Ais mengehela nafas mencoba menenangkan dirinya. Jauh-jauh ia pindah dari Solo untuk menghindari masalah agar ia bisa tenang dan gak tertekan, eh belum apa-apa dia malah dapat masalah baru di Bandung. Ukhh.. rasanya Ais ingin menanggis saja.

“Eh.. anu bukan maksud kita sekejam itu kok” Rayi mencoba untuk memperbaiki suasana. Disikutmya lengan si gendut agar ia ikutan ngomong.

“Iya, maksud kami baik kok. Suwer. Kami Cuma ingin ngasih tau bahwa kos ini ada aturannya ‘masa bakti buat anak kos baru’. Cuma satu minggu kok” tambah si Lala

Sekali lagi Ais mengehela nafas. Dan tertunduk, tanpa menjawab, baik lewat kata ataupun mimic muka. Sekian detik suasana menjadi hening. Rayi dkk menjadi semakin keki menunggu respon yang gak pasti. Daripada gitu, mendingan…
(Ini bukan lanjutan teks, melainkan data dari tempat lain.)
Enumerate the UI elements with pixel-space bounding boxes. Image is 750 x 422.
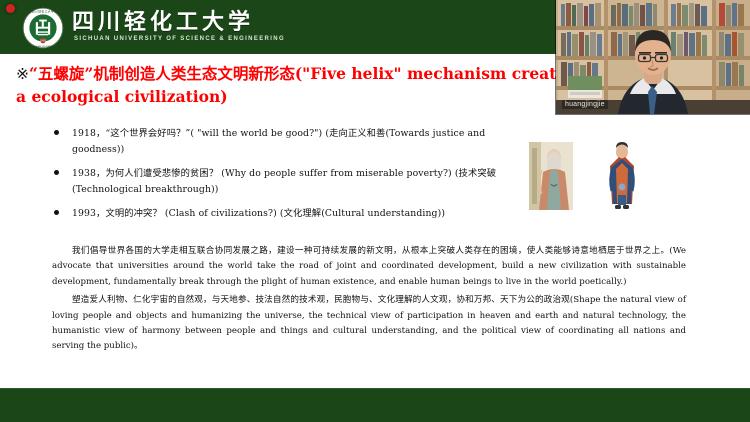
recording-dot-icon — [6, 4, 15, 13]
bullet-text: 1938，为何人们遭受悲惨的贫困？ (Why do people suffer … — [72, 166, 520, 197]
participant-name-label: huangjingjie — [562, 100, 608, 109]
paragraph: 塑造爱人利物、仁化宇宙的自然观，与天地参、技法自然的技术观，民胞物与、文化理解的… — [52, 293, 686, 355]
slide-title-text: “五螺旋”机制创造人类生态文明新形态("Five helix" mechanis… — [16, 64, 575, 106]
university-name-cn: 四川轻化工大学 — [72, 4, 254, 36]
video-participant-tile[interactable]: huangjingjie — [556, 0, 750, 114]
video-feed — [556, 0, 750, 114]
bullet-list: 1918，“这个世界会好吗？”( "will the world be good… — [50, 126, 520, 231]
title-marker-icon: ※ — [16, 65, 29, 83]
bullet-text: 1993，文明的冲突？ (Clash of civilizations?) (文… — [72, 206, 520, 222]
list-item: 1993，文明的冲突？ (Clash of civilizations?) (文… — [50, 206, 520, 222]
list-item: 1938，为何人们遭受悲惨的贫困？ (Why do people suffer … — [50, 166, 520, 197]
svg-text:1965: 1965 — [40, 40, 47, 43]
university-seal-icon: 1965 四川轻化工大学 SICHUAN UNIVERSITY — [22, 7, 64, 49]
plato-painting — [529, 142, 573, 210]
svg-text:四川轻化工大学: 四川轻化工大学 — [32, 9, 54, 13]
list-item: 1918，“这个世界会好吗？”( "will the world be good… — [50, 126, 520, 157]
bullet-dot-icon — [54, 210, 59, 215]
bullet-dot-icon — [54, 170, 59, 175]
slide-title: ※“五螺旋”机制创造人类生态文明新形态("Five helix" mechani… — [16, 63, 576, 109]
paragraph: 我们倡导世界各国的大学走相互联合协同发展之路，建设一种可持续发展的新文明，从根本… — [52, 244, 686, 290]
screen: 1965 四川轻化工大学 SICHUAN UNIVERSITY 四川轻化工大学 … — [0, 0, 750, 422]
slide-footer-band: 教育与心理科学学院 · 教师教育学院 — [0, 389, 750, 422]
university-name-en: SICHUAN UNIVERSITY OF SCIENCE & ENGINEER… — [74, 36, 285, 42]
bullet-text: 1918，“这个世界会好吗？”( "will the world be good… — [72, 126, 520, 157]
bullet-dot-icon — [54, 130, 59, 135]
paragraph-block: 我们倡导世界各国的大学走相互联合协同发展之路，建设一种可持续发展的新文明，从根本… — [52, 244, 686, 358]
confucius-illustration — [600, 141, 644, 211]
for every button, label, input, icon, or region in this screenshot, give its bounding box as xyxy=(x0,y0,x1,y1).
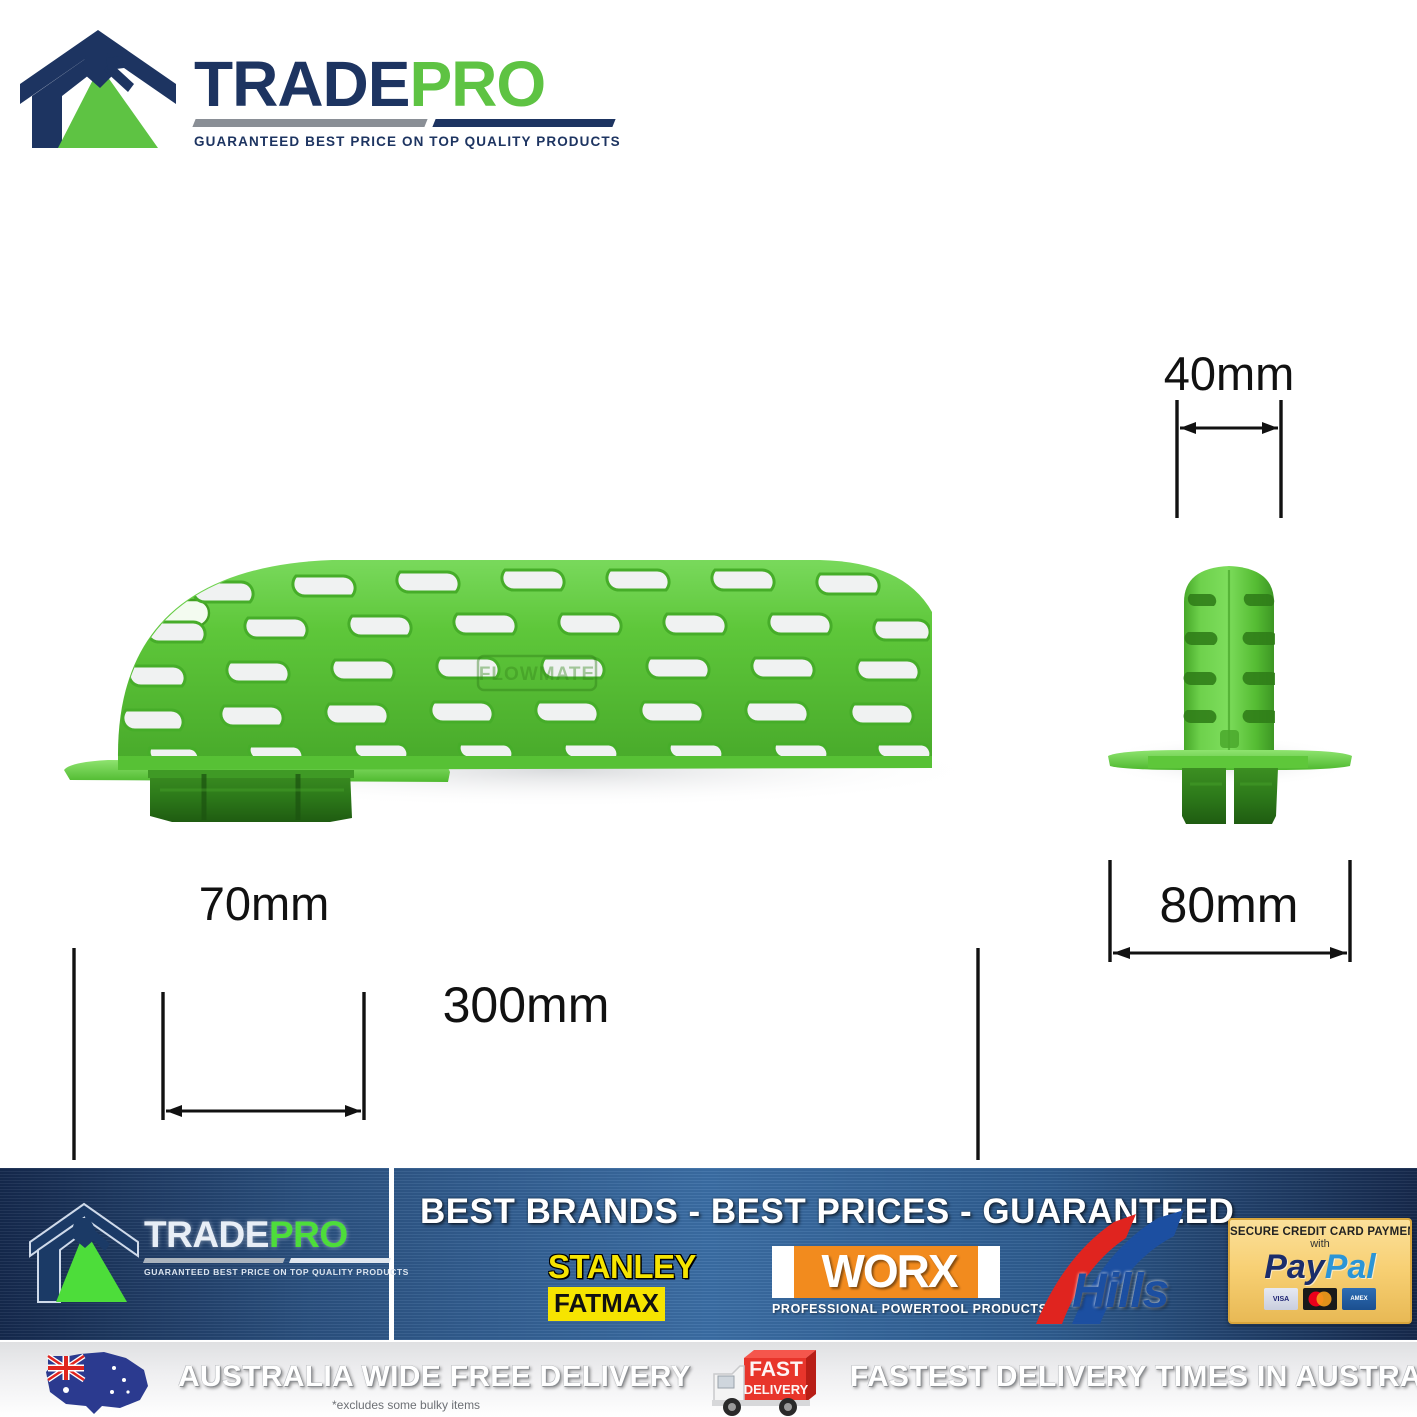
header-brand-logo: TRADEPRO GUARANTEED BEST PRICE ON TOP QU… xyxy=(18,16,638,156)
fatmax-wordmark: FATMAX xyxy=(548,1287,665,1321)
brand-name-pro: PRO xyxy=(409,48,545,120)
brand-name-trade: TRADE xyxy=(194,48,409,120)
dimension-label-front-height: 70mm xyxy=(199,877,330,930)
paypal-line1: SECURE CREDIT CARD PAYMENT xyxy=(1230,1226,1410,1238)
stanley-fatmax-logo: STANLEY FATMAX xyxy=(548,1250,718,1324)
product-listing-page: TRADEPRO GUARANTEED BEST PRICE ON TOP QU… xyxy=(0,0,1417,1417)
product-side-view xyxy=(1098,566,1358,824)
brand-trust-banner: TRADEPRO GUARANTEED BEST PRICE ON TOP QU… xyxy=(0,1168,1417,1340)
truck-text-fast: FAST xyxy=(749,1358,803,1381)
banner-tagline: GUARANTEED BEST PRICE ON TOP QUALITY PRO… xyxy=(144,1267,394,1277)
amex-card-icon: AMEX xyxy=(1342,1288,1376,1310)
worx-wordmark: WORX xyxy=(778,1246,1000,1298)
worx-subtitle: PROFESSIONAL POWERTOOL PRODUCTS xyxy=(772,1302,1000,1316)
delivery-left-text: AUSTRALIA WIDE FREE DELIVERY xyxy=(178,1360,691,1394)
paypal-pal: Pal xyxy=(1325,1248,1376,1286)
brand-rule-divider xyxy=(194,117,614,129)
svg-text:FLOWMATE: FLOWMATE xyxy=(479,664,595,685)
brand-rule-grey xyxy=(192,119,427,127)
dimension-label-side-width: 80mm xyxy=(1160,877,1299,933)
visa-card-icon: VISA xyxy=(1264,1288,1298,1310)
product-diagram-area: FLOWMATE xyxy=(0,170,1417,1160)
mastercard-card-icon xyxy=(1303,1288,1337,1310)
stanley-wordmark: STANLEY xyxy=(548,1250,718,1283)
banner-rule-divider xyxy=(144,1256,390,1264)
partner-brand-logos: STANLEY FATMAX WORX PROFESSIONAL POWERTO… xyxy=(420,1244,1210,1330)
brand-wordmark: TRADEPRO GUARANTEED BEST PRICE ON TOP QU… xyxy=(194,54,634,149)
dimension-label-front-width: 300mm xyxy=(443,977,610,1033)
hills-logo: Hills xyxy=(1028,1200,1210,1328)
fast-delivery-truck-icon: FAST DELIVERY xyxy=(706,1344,846,1417)
tradepro-house-hammer-icon-banner xyxy=(28,1198,140,1308)
paypal-pay: Pay xyxy=(1264,1248,1325,1286)
banner-brand-trade: TRADE xyxy=(144,1214,269,1255)
paypal-wordmark: PayPal xyxy=(1230,1250,1410,1284)
brand-tagline: GUARANTEED BEST PRICE ON TOP QUALITY PRO… xyxy=(194,134,634,149)
product-dimension-diagram: FLOWMATE xyxy=(0,170,1417,1160)
accepted-card-logos: VISA AMEX xyxy=(1230,1288,1410,1310)
paypal-secure-payment-badge: SECURE CREDIT CARD PAYMENT with PayPal V… xyxy=(1228,1218,1412,1324)
delivery-right-text: FASTEST DELIVERY TIMES IN AUSTRALIA xyxy=(850,1360,1417,1394)
brand-name: TRADEPRO xyxy=(194,54,634,115)
banner-rule-grey xyxy=(143,1258,285,1263)
brand-rule-navy xyxy=(432,119,615,127)
delivery-left-subtext: *excludes some bulky items xyxy=(332,1398,480,1412)
tradepro-house-hammer-icon xyxy=(18,22,178,152)
banner-brand-logo: TRADEPRO GUARANTEED BEST PRICE ON TOP QU… xyxy=(14,1190,394,1320)
banner-brand-pro: PRO xyxy=(269,1214,348,1255)
hills-wordmark: Hills xyxy=(1072,1264,1168,1319)
delivery-info-strip: AUSTRALIA WIDE FREE DELIVERY *excludes s… xyxy=(0,1340,1417,1417)
banner-brand-name: TRADEPRO xyxy=(144,1216,394,1253)
worx-orange-box: WORX xyxy=(772,1246,1000,1298)
truck-text-delivery: DELIVERY xyxy=(744,1382,809,1397)
worx-logo: WORX PROFESSIONAL POWERTOOL PRODUCTS xyxy=(772,1246,1002,1326)
australia-map-flag-icon xyxy=(28,1348,160,1416)
dimension-label-side-top: 40mm xyxy=(1164,347,1295,400)
banner-wordmark: TRADEPRO GUARANTEED BEST PRICE ON TOP QU… xyxy=(144,1216,394,1277)
banner-rule-light xyxy=(289,1258,391,1263)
“Eh, ya uda yaa. Kami cabut dulu. Mau nonton sinetron nih” sahut Liani memecahkan suasana hening. Masuk akal sih alesannya tapi tak pelak di amini oleh Rayi dan Lala. Yah apalah arti sebuah alasan. Yang penting bagi mereka adalah cabut dr hadapan Ais saat itu juga! Suer, baru kali ini mereka salting waktu “mengerjai” anak baru kos ini. Belum apa-apa si anak kos baru sudah pasang muka sendu, kaya mau naggis gitu. Daripada keburu nanggis dan lapor ke teh’ Desi kan mending buru-buru kabur!!

Cuma Fanny yang masih tinggal. Ditepuk-tepuk pundak Ais dengan lembut. Ia terseyum tulus.
“Jangan dimasukin kehati yaa. Mereka memang jail ke setiap anak kos bar. Kalau kamu keberatan, kamu berhak kok untuk tidak melakukannya semua itu.Nanti coba aku kasih pengertian sama mereka”, ucap Fanny yang mencoba untuk menghibur. Ais tersenyum sebagai tanda terima kasih atas perhatian Fanny.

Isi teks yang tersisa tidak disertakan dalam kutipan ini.